When I am King: Common Scents

When I am King...

Overuse of cologne and perfume will be banned. They just stink too damn much.

What's with the guys that dump buckets of cologne on themselves? Can they not tell that they reek? Or that that they can't smell anything else in the entire environment? Or that people gag and plants wilt as they walk by?

I think that these scents dated from the age where showers and baths were not as easy to come by, and perfume was preferable to BO. But these people must have missed the memo about today's running water and soap.

Over-dosing is a growing problem as people grow older; I think their sense of smell starts to go and they have to really soak their skin to get the same effect in their nostrils as they used to get. (This is somewhat related to the way that I now have to have an IV drip delivering coffee directly into my system since I had developed a tolerance to all lesser measures.) You would think that when they change from using dabs to teaspoons it would be a giveway, but maybe they just assume that the manufacturers are watering down their product.

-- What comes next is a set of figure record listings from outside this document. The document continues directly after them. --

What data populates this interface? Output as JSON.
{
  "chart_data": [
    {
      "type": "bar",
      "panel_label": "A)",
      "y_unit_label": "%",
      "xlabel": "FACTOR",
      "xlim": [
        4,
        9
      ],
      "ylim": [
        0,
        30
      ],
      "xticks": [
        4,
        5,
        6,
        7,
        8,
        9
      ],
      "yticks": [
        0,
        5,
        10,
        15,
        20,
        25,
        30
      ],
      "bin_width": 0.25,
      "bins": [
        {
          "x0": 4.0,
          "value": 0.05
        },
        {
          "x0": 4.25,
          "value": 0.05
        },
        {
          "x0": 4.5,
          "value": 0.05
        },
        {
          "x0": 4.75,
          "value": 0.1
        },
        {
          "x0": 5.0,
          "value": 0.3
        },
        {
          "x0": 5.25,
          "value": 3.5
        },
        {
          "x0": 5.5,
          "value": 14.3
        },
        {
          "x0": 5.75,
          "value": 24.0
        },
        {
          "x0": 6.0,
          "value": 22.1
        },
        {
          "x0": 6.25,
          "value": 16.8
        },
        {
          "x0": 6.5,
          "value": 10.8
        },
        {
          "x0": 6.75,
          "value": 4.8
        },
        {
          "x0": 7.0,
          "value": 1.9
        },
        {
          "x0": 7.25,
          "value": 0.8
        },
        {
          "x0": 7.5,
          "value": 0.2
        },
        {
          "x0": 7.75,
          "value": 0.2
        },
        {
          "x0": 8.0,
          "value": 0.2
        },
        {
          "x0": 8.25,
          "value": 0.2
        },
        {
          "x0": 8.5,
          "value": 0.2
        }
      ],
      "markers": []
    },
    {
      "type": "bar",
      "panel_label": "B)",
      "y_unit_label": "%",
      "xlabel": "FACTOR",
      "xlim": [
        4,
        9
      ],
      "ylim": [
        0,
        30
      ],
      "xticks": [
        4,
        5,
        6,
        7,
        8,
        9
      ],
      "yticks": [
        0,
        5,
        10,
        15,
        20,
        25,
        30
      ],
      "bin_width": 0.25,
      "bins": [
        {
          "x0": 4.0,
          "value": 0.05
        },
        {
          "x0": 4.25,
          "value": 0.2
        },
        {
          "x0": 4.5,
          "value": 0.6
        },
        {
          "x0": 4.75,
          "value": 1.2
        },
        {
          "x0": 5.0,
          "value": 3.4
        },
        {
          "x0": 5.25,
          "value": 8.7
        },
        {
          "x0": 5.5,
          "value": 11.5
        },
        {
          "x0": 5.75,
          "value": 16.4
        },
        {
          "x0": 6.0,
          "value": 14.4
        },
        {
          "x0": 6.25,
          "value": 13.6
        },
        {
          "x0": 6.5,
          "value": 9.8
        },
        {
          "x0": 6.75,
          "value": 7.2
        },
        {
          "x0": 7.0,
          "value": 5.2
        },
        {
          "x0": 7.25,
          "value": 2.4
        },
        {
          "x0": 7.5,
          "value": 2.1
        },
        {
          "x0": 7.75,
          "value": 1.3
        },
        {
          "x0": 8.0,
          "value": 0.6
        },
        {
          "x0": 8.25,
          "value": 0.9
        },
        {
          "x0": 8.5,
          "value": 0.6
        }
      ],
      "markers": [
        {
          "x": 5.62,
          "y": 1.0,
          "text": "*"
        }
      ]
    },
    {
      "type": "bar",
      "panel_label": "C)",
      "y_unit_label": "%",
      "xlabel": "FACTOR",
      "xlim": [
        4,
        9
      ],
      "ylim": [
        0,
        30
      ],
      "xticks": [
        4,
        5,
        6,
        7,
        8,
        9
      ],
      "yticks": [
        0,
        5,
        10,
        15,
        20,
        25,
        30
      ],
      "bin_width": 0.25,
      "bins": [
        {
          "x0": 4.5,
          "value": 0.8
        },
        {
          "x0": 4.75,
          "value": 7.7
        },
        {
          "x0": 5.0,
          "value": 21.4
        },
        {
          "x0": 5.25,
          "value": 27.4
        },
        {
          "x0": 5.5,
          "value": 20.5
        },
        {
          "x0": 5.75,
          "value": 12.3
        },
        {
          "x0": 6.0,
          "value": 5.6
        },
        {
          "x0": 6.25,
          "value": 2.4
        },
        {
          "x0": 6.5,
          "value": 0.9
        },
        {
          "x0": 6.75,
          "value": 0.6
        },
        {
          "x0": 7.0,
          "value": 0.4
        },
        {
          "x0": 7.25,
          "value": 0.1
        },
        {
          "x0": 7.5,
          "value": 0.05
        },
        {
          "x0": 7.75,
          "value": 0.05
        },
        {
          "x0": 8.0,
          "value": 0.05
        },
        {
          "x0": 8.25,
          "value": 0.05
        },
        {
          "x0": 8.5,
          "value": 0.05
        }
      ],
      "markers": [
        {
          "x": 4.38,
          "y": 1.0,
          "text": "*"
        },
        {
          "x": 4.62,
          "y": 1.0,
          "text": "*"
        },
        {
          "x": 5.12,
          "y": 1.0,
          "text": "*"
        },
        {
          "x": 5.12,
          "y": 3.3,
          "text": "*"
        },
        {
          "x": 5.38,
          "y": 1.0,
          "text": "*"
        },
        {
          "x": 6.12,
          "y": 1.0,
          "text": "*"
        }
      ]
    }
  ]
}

But this problem is not relegated to older people; many younger people suffer the same fate. Or rather, the rest of us suffer the same fate from younger people, too. There are just some folks that think that they need to bathe in the stuff to get any effect.

I'm particularly bothered by men overusing cologne, but I'm not excusing women; there are women that do the same thing with perfume. But somehow we are conditioned to expect perfume smells, even unnecessarily strong ones, or ones that smell like insect repellent, from women. However, the same sense of injustice, of odor intrusion, of nausea comes into play here; women should not be exempted from this law.

The root of the problem is not using cologne or perfume; used in moderate amounts, that is excusable. The real issue is the overdosing with the stuff, using amounts that cause large crowds to gag, small children to suffocate, and skunks to go into heat. Original plans for my proposed law required an outright ban, arguing that measuring the amount used would be too difficult, and outlawing all usage would be the only approach. But our clever scientists have come up with a system that should make it possible to only outlaw extreme use.

Enforcement for this new law will be easy. Detection and punishment will both be handled by the same mechanism; public places will have small, concealed pilot lights. Anyone using too much perfume or cologne near one of these units will spontaneously combust.

Sometimes extreme measures are called for. It may stink, but the punishment fits the crime.